Total U.S. package revenue jumped 10%, while international export sales were up 8%. Volume within the U.S. increased, offsetting a decline in domestic international shipping.
Read more here.
From Bloomberg:
Wall Street equities traders are bracing for an unusually large tally of options expiring on Friday, which risks injecting even more volatility into a market that’s seen weeks of turbulence amid the raging Mideast conflict.
Roughly $5.7 trillion in notional options tied to individual US stocks, indexes and exchange-traded funds are set to expire on Friday in the quarterly event that traders have dubbed the “triple-witching” — the largest March expiry in Citigroup Inc. data going back to 1996. That figure includes $4.1 trillion in index contracts, $772 billion in exchange-traded funds and $875 billion in single-stock options.
The event, which forces traders to close, roll or rebalance positions, has long carried a reputation for triggering abrupt price swings as large pools of derivatives exposure suddenly vanish.
This quarter’s expiration arrives at a particularly fraught moment for markets, with bets on Federal Reserve interest-rate cuts fading as the Iran war has sparked a rally in crude prices and concerns over inflation. Hostilities continued on Thursday amid escalating attacks in the Persian Gulf on energy facilities.
While the S&P 500 Index (^GSPC) is only about 6% below its January record, the Cboe Volatility Index — a key gauge of expected equity swings — is well above its six-month average, underscoring lingering investor angst.
Read more here.
Bloomberg reports:
Alibaba Group Holding Ltd. (BABA) aims to quintuple cloud and AI revenue to $100 billion annually in five years, setting a high bar for its artificial intelligence endeavors to offset the plateauing of a once pre-eminent e-commerce empire.

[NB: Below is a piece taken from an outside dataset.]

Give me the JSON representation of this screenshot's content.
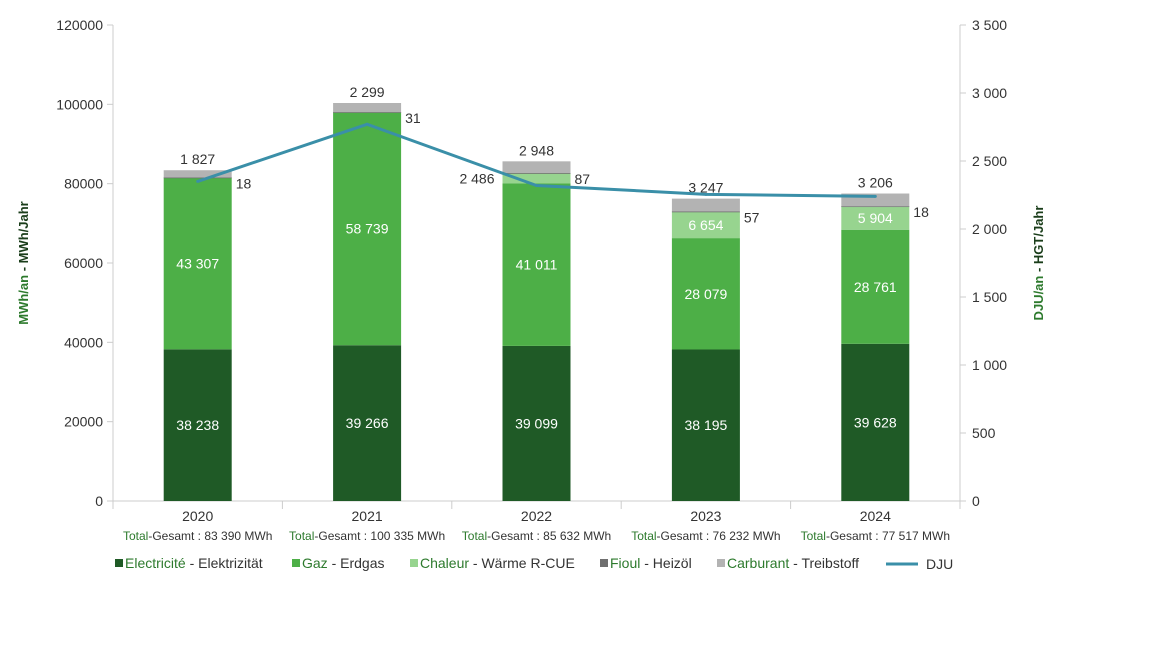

Chief Executive Officer Eddie Wu proclaimed that goal after his company reported a 67% plunge in quarterly earnings and meagre revenue growth, underscoring the urgency behind Alibaba’s drive to wring more cash out of costly AI endeavors. But Wu didn’t offer specifics on how his company would hit that objective, which suggests at least 35% growth a year — about matching the pace that the cloud division managed in the December quarter. Alibaba’s US-listed shares slid 7.1%, the biggest drop since October.

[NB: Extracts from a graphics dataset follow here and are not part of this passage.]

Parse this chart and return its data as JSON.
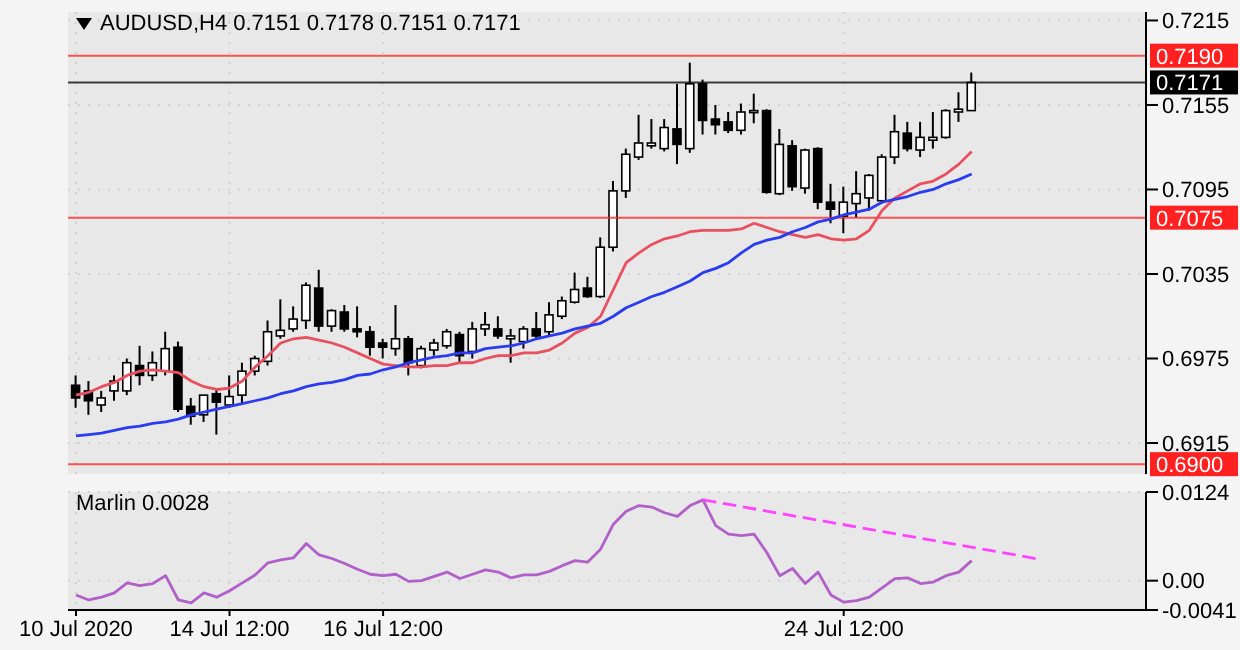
{
  "chart_data": [
    {
      "type": "candlestick",
      "title": "AUDUSD,H4  0.7151 0.7178 0.7151 0.7171",
      "categories": [
        null,
        null,
        null,
        null,
        null,
        null,
        null,
        null,
        null,
        null,
        null,
        null,
        null,
        null,
        null,
        null,
        null,
        null,
        null,
        null,
        null,
        null,
        null,
        null,
        null,
        null,
        null,
        null,
        null,
        null,
        null,
        null,
        null,
        null,
        null,
        null,
        null,
        null,
        null,
        null,
        null,
        null,
        null,
        null,
        null,
        null,
        null,
        null,
        null,
        null,
        null,
        null,
        null,
        null,
        null,
        null,
        null,
        null,
        null,
        null,
        null,
        null,
        null,
        null,
        null,
        null,
        null,
        null,
        null,
        null,
        null,
        null,
        null,
        null,
        null,
        null,
        null,
        null,
        null,
        null,
        null,
        null,
        null,
        null
      ],
      "ohlc": [
        [
          0.6956,
          0.6963,
          0.694,
          0.6947
        ],
        [
          0.6952,
          0.6959,
          0.6935,
          0.6945
        ],
        [
          0.6942,
          0.6952,
          0.6937,
          0.6947
        ],
        [
          0.6952,
          0.6963,
          0.6945,
          0.6959
        ],
        [
          0.6952,
          0.6975,
          0.6949,
          0.6972
        ],
        [
          0.697,
          0.6984,
          0.6956,
          0.6963
        ],
        [
          0.6963,
          0.698,
          0.6959,
          0.6972
        ],
        [
          0.6966,
          0.6994,
          0.6963,
          0.6982
        ],
        [
          0.6983,
          0.6987,
          0.6937,
          0.6939
        ],
        [
          0.6941,
          0.6947,
          0.6928,
          0.6934
        ],
        [
          0.6935,
          0.6949,
          0.693,
          0.6949
        ],
        [
          0.695,
          0.6954,
          0.6921,
          0.6944
        ],
        [
          0.6942,
          0.6963,
          0.694,
          0.6948
        ],
        [
          0.6949,
          0.6972,
          0.6942,
          0.6966
        ],
        [
          0.6966,
          0.6977,
          0.6963,
          0.6975
        ],
        [
          0.6973,
          0.7002,
          0.697,
          0.6994
        ],
        [
          0.6991,
          0.7017,
          0.6989,
          0.6995
        ],
        [
          0.6996,
          0.7012,
          0.6994,
          0.7003
        ],
        [
          0.7002,
          0.7029,
          0.6996,
          0.7027
        ],
        [
          0.7025,
          0.7038,
          0.6994,
          0.6998
        ],
        [
          0.6998,
          0.701,
          0.6994,
          0.7009
        ],
        [
          0.7008,
          0.7013,
          0.6994,
          0.6996
        ],
        [
          0.6996,
          0.7012,
          0.699,
          0.6994
        ],
        [
          0.6994,
          0.6998,
          0.6977,
          0.6983
        ],
        [
          0.6986,
          0.6989,
          0.6975,
          0.6983
        ],
        [
          0.6982,
          0.7013,
          0.6977,
          0.6989
        ],
        [
          0.6989,
          0.6991,
          0.6963,
          0.6972
        ],
        [
          0.697,
          0.6984,
          0.6968,
          0.6982
        ],
        [
          0.6981,
          0.6989,
          0.6977,
          0.6986
        ],
        [
          0.6984,
          0.6996,
          0.6982,
          0.6994
        ],
        [
          0.6992,
          0.6994,
          0.6972,
          0.6977
        ],
        [
          0.698,
          0.7001,
          0.6975,
          0.6996
        ],
        [
          0.6996,
          0.7008,
          0.6991,
          0.6999
        ],
        [
          0.6996,
          0.7005,
          0.6989,
          0.6991
        ],
        [
          0.6989,
          0.6996,
          0.6972,
          0.6991
        ],
        [
          0.6987,
          0.6998,
          0.6982,
          0.6996
        ],
        [
          0.6996,
          0.7008,
          0.6989,
          0.6991
        ],
        [
          0.6994,
          0.7015,
          0.6991,
          0.7006
        ],
        [
          0.7005,
          0.7019,
          0.7003,
          0.7016
        ],
        [
          0.7015,
          0.7036,
          0.7014,
          0.7024
        ],
        [
          0.7025,
          0.7033,
          0.7018,
          0.7019
        ],
        [
          0.7019,
          0.7061,
          0.7018,
          0.7054
        ],
        [
          0.7054,
          0.7101,
          0.7051,
          0.7094
        ],
        [
          0.7094,
          0.7124,
          0.7089,
          0.712
        ],
        [
          0.7118,
          0.7148,
          0.7116,
          0.7128
        ],
        [
          0.7126,
          0.7145,
          0.7124,
          0.7128
        ],
        [
          0.7124,
          0.7145,
          0.7122,
          0.7139
        ],
        [
          0.7138,
          0.717,
          0.7113,
          0.7127
        ],
        [
          0.7124,
          0.7185,
          0.7121,
          0.717
        ],
        [
          0.717,
          0.7173,
          0.7134,
          0.7144
        ],
        [
          0.7145,
          0.7155,
          0.7134,
          0.7141
        ],
        [
          0.7143,
          0.715,
          0.7135,
          0.7137
        ],
        [
          0.7137,
          0.7156,
          0.7134,
          0.715
        ],
        [
          0.715,
          0.7163,
          0.7142,
          0.7151
        ],
        [
          0.7151,
          0.7152,
          0.7092,
          0.7093
        ],
        [
          0.7092,
          0.7138,
          0.7091,
          0.7127
        ],
        [
          0.7126,
          0.713,
          0.7094,
          0.7097
        ],
        [
          0.7096,
          0.7124,
          0.7092,
          0.7123
        ],
        [
          0.7124,
          0.7125,
          0.7081,
          0.7086
        ],
        [
          0.7086,
          0.7099,
          0.7071,
          0.7081
        ],
        [
          0.7076,
          0.7097,
          0.7064,
          0.7086
        ],
        [
          0.7085,
          0.7108,
          0.7075,
          0.7092
        ],
        [
          0.7089,
          0.7106,
          0.708,
          0.7105
        ],
        [
          0.7087,
          0.712,
          0.7085,
          0.7118
        ],
        [
          0.7118,
          0.7148,
          0.7113,
          0.7136
        ],
        [
          0.7135,
          0.7143,
          0.7122,
          0.7124
        ],
        [
          0.7123,
          0.7143,
          0.7118,
          0.7132
        ],
        [
          0.713,
          0.715,
          0.7124,
          0.7132
        ],
        [
          0.7132,
          0.7152,
          0.7131,
          0.7151
        ],
        [
          0.715,
          0.7164,
          0.7143,
          0.7152
        ],
        [
          0.7151,
          0.7178,
          0.7151,
          0.7171
        ],
        null,
        null,
        null,
        null,
        null,
        null,
        null,
        null,
        null,
        null,
        null,
        null,
        null
      ],
      "series": [
        {
          "type": "line",
          "color": "#e8505f",
          "values": [
            0.6949,
            0.6951,
            0.6955,
            0.6958,
            0.6963,
            0.6966,
            0.6967,
            0.6966,
            0.6965,
            0.6959,
            0.6955,
            0.6953,
            0.6954,
            0.6959,
            0.6969,
            0.6977,
            0.6986,
            0.6989,
            0.699,
            0.6988,
            0.6986,
            0.6983,
            0.6979,
            0.6975,
            0.6971,
            0.697,
            0.6969,
            0.6969,
            0.697,
            0.697,
            0.6972,
            0.6972,
            0.6975,
            0.6977,
            0.6977,
            0.6979,
            0.6979,
            0.6981,
            0.6986,
            0.6993,
            0.6997,
            0.7005,
            0.7024,
            0.7043,
            0.705,
            0.7056,
            0.706,
            0.7062,
            0.7065,
            0.7066,
            0.7066,
            0.7066,
            0.7067,
            0.7071,
            0.7068,
            0.7065,
            0.7063,
            0.7061,
            0.7063,
            0.706,
            0.7059,
            0.706,
            0.7066,
            0.708,
            0.7089,
            0.7094,
            0.7099,
            0.7101,
            0.7106,
            0.7113,
            0.7122,
            null,
            null,
            null,
            null,
            null,
            null,
            null,
            null,
            null,
            null,
            null,
            null,
            null
          ]
        },
        {
          "type": "line",
          "color": "#2a3cf0",
          "values": [
            0.692,
            0.6921,
            0.6922,
            0.6924,
            0.6926,
            0.6927,
            0.6929,
            0.693,
            0.6932,
            0.6935,
            0.6937,
            0.6939,
            0.6941,
            0.6943,
            0.6945,
            0.6947,
            0.695,
            0.6952,
            0.6955,
            0.6957,
            0.6958,
            0.696,
            0.6963,
            0.6964,
            0.6967,
            0.6969,
            0.6972,
            0.6974,
            0.6976,
            0.6977,
            0.6979,
            0.6979,
            0.6982,
            0.6983,
            0.6984,
            0.6986,
            0.6989,
            0.6991,
            0.6993,
            0.6996,
            0.6998,
            0.7,
            0.7005,
            0.7011,
            0.7015,
            0.7019,
            0.7022,
            0.7026,
            0.703,
            0.7036,
            0.7039,
            0.7043,
            0.705,
            0.7056,
            0.7059,
            0.7061,
            0.7065,
            0.7068,
            0.7072,
            0.7074,
            0.7077,
            0.7079,
            0.7081,
            0.7086,
            0.7088,
            0.709,
            0.7093,
            0.7095,
            0.7099,
            0.7102,
            0.7106,
            null,
            null,
            null,
            null,
            null,
            null,
            null,
            null,
            null,
            null,
            null,
            null,
            null
          ]
        }
      ],
      "ylim": [
        0.6893,
        0.7221
      ],
      "yticks": [
        0.6915,
        0.6975,
        0.7035,
        0.7095,
        0.7155,
        0.7215
      ],
      "ref_lines": [
        {
          "axis": "y",
          "value": 0.719,
          "label": "0.7190",
          "color": "#ff2020"
        },
        {
          "axis": "y",
          "value": 0.7171,
          "label": "0.7171",
          "color": "#000000"
        },
        {
          "axis": "y",
          "value": 0.7075,
          "label": "0.7075",
          "color": "#ff2020"
        },
        {
          "axis": "y",
          "value": 0.69,
          "label": "0.6900",
          "color": "#ff2020"
        }
      ],
      "grid": true,
      "tick_labels": "y"
    },
    {
      "type": "line",
      "title": "Marlin 0.0028",
      "categories": [
        "10 Jul 2020",
        null,
        null,
        null,
        null,
        null,
        null,
        null,
        null,
        null,
        null,
        null,
        "14 Jul 12:00",
        null,
        null,
        null,
        null,
        null,
        null,
        null,
        null,
        null,
        null,
        null,
        "16 Jul 12:00",
        null,
        null,
        null,
        null,
        null,
        null,
        null,
        null,
        null,
        null,
        null,
        null,
        null,
        null,
        null,
        null,
        null,
        null,
        null,
        null,
        null,
        null,
        null,
        null,
        null,
        null,
        null,
        null,
        null,
        null,
        null,
        null,
        null,
        null,
        null,
        "24 Jul 12:00",
        null,
        null,
        null,
        null,
        null,
        null,
        null,
        null,
        null,
        null,
        null,
        null,
        null,
        null,
        null,
        null,
        null,
        null,
        null,
        null,
        null,
        null,
        null
      ],
      "series": [
        {
          "color": "#b060c8",
          "values": [
            -0.002,
            -0.0027,
            -0.0023,
            -0.0017,
            -0.0003,
            -0.0007,
            -0.0004,
            0.0007,
            -0.0027,
            -0.0031,
            -0.0017,
            -0.0023,
            -0.0014,
            -0.0003,
            0.0008,
            0.0025,
            0.0029,
            0.0032,
            0.0052,
            0.0036,
            0.0031,
            0.0024,
            0.0016,
            0.0009,
            0.0007,
            0.0009,
            -0.0001,
            0.0,
            0.0006,
            0.0012,
            0.0003,
            0.0009,
            0.0015,
            0.0012,
            0.0004,
            0.0008,
            0.0008,
            0.0013,
            0.0021,
            0.0028,
            0.0026,
            0.0044,
            0.0079,
            0.0097,
            0.0105,
            0.0103,
            0.0095,
            0.009,
            0.0105,
            0.0113,
            0.0077,
            0.0065,
            0.0063,
            0.0065,
            0.0039,
            0.0007,
            0.0017,
            -0.0004,
            0.0012,
            -0.002,
            -0.003,
            -0.0028,
            -0.0023,
            -0.001,
            0.0003,
            0.0004,
            -0.0004,
            -0.0002,
            0.0007,
            0.0012,
            0.0028,
            null,
            null,
            null,
            null,
            null,
            null,
            null,
            null,
            null,
            null,
            null,
            null,
            null
          ]
        },
        {
          "color": "#ff44ff",
          "line_style": "dashed",
          "values": [
            null,
            null,
            null,
            null,
            null,
            null,
            null,
            null,
            null,
            null,
            null,
            null,
            null,
            null,
            null,
            null,
            null,
            null,
            null,
            null,
            null,
            null,
            null,
            null,
            null,
            null,
            null,
            null,
            null,
            null,
            null,
            null,
            null,
            null,
            null,
            null,
            null,
            null,
            null,
            null,
            null,
            null,
            null,
            null,
            null,
            null,
            null,
            null,
            null,
            0.0113,
            null,
            null,
            null,
            null,
            null,
            null,
            null,
            null,
            null,
            null,
            null,
            null,
            null,
            null,
            null,
            null,
            null,
            null,
            null,
            null,
            null,
            null,
            null,
            null,
            null,
            0.0031,
            null,
            null,
            null,
            null,
            null,
            null,
            null,
            null
          ]
        }
      ],
      "ylim": [
        -0.0041,
        0.0124
      ],
      "yticks": [
        -0.0041,
        {
          "value": 0,
          "label": "0.00"
        },
        0.0124
      ],
      "grid": true
    }
  ]
}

The picture across most other units appeared bleaker. The company posted a 2% rise in sales to 284.8 billion yuan ($41.3 billion) for the three months ended December, just shy of the average projection. Net income plummeted — its worst performance since early 2024 — hurt in part by heavy spending on promotions to fend off rivals in commerce.
Read more here.
Bloomberg reports:
Gold (GC=F) headed for the biggest weekly loss in six years, as war in the Middle East boosted energy and reduced expectations for rate cuts.
Bullion traded near $4,640 an ounce on Friday, down almost 8% this week, the most since March 2020. Soaring crude, natural gas and fuel prices triggered by the conflict are raising inflation concerns, reducing prospects of central banks lowering borrowing costs. That hurts gold as it doesn’t pay interest.
The precious metal — widely viewed as a haven — has dropped every week since the US and Israel attacked Iran last month. The retreat has come as Treasury yields and the US dollar gained ground, investors sold bullion to cover losses elsewhere, and gold-backed exchange-traded funds posted outflows.